Posted: Sun Mar 26, 2006 1:02 am
by andresw1
Hello,

David,
What do you mean by saying this is slow? Do you use double hashing or something more complex that makes it slow? I can imagine how it can bi done faster...

Posted: Sun Mar 26, 2006 1:15 am
by misof
andresw1 wrote:Hello,

David,
What do you mean by saying this is slow? Do you use double hashing or something more complex that makes it slow? I can imagine how it can bi done faster...
The modulo operation is slow. If you use a function resembling the one Cho described earlier, you can get the "modulo 2^32" for free -- you just have to compute everything in unsigned ints.

Aaaah, there's nothing like showing off some good old tricks of the trade :D

Posted: Sun Mar 26, 2006 1:31 am
by andresw1
misof,
As far as I know good hash is the one which uses nice primes... 2^32 is not one of them as far as I know. In addition Cho mentioned that you can use two different hashings and make a pair. This way you minimise the chance of wrong answer. Is it smart to use int and unsigned int as pair of mods?

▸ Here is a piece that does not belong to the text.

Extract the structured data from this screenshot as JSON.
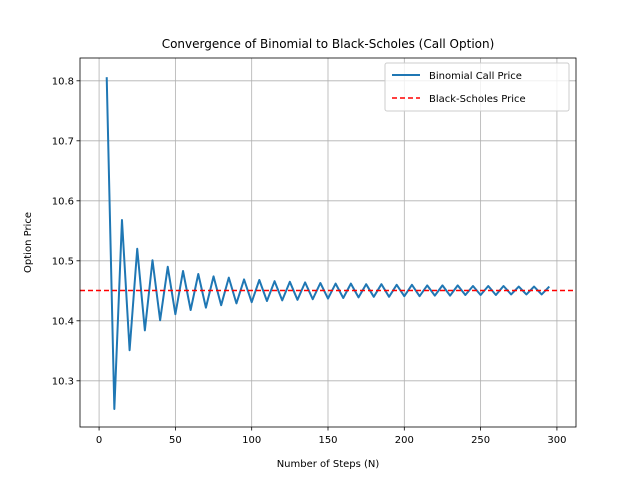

Posted: Sun Mar 26, 2006 6:48 am
by Cho
andresw1 wrote:As far as I know good hash is the one which uses nice primes... 2^32 is not one of them as far as I know
The hash value (for one dimensional string) introduced by some text book is:
Summation over all k, c[k]*2^k mod p, where p is a prime.
But mine is:
Summation over all k, c[k]*p^k mod (2^32), where p is an odd number.
Both should work, I chose mine because I think (and indeed) it should be faster.
andresw1 wrote:In addition Cho mentioned that you can use two different hashings and make a pair.
It's david's idea, not mine. :)

Posted: Mon Mar 27, 2006 3:36 pm
by aminallam
[quote]That's right. For each row, I first compute the hash of the first 1

Posted: Wed Mar 29, 2006 12:58 am
by Emilio
Hi, I got AC.
I would must have read something about Karp-Rabin before asking anything.
Thanks anyway.

animallan you would must follow the same way than me, if you read something about Karp-Rabin you will understand it without troubles. In this moment I haven't the links, but google ...
Good luck!

Posted: Thu Mar 30, 2006 6:42 am
by aminallam
Thank you very much Mr. Emilio. I followed your advice and got AC.

For Mr. Misof:
I do not know how to use the trick of using unsigned int, and not using %. For example, consider this line:
hm2[j]=((hm2[i-1][j]+MOD-(hm1[i-x][j]*po[x-1])%MOD)*AS+hm1[j])%MOD;
How can I convert it using this trick? I have tried removing %MOD, and +MOD, but I got WA.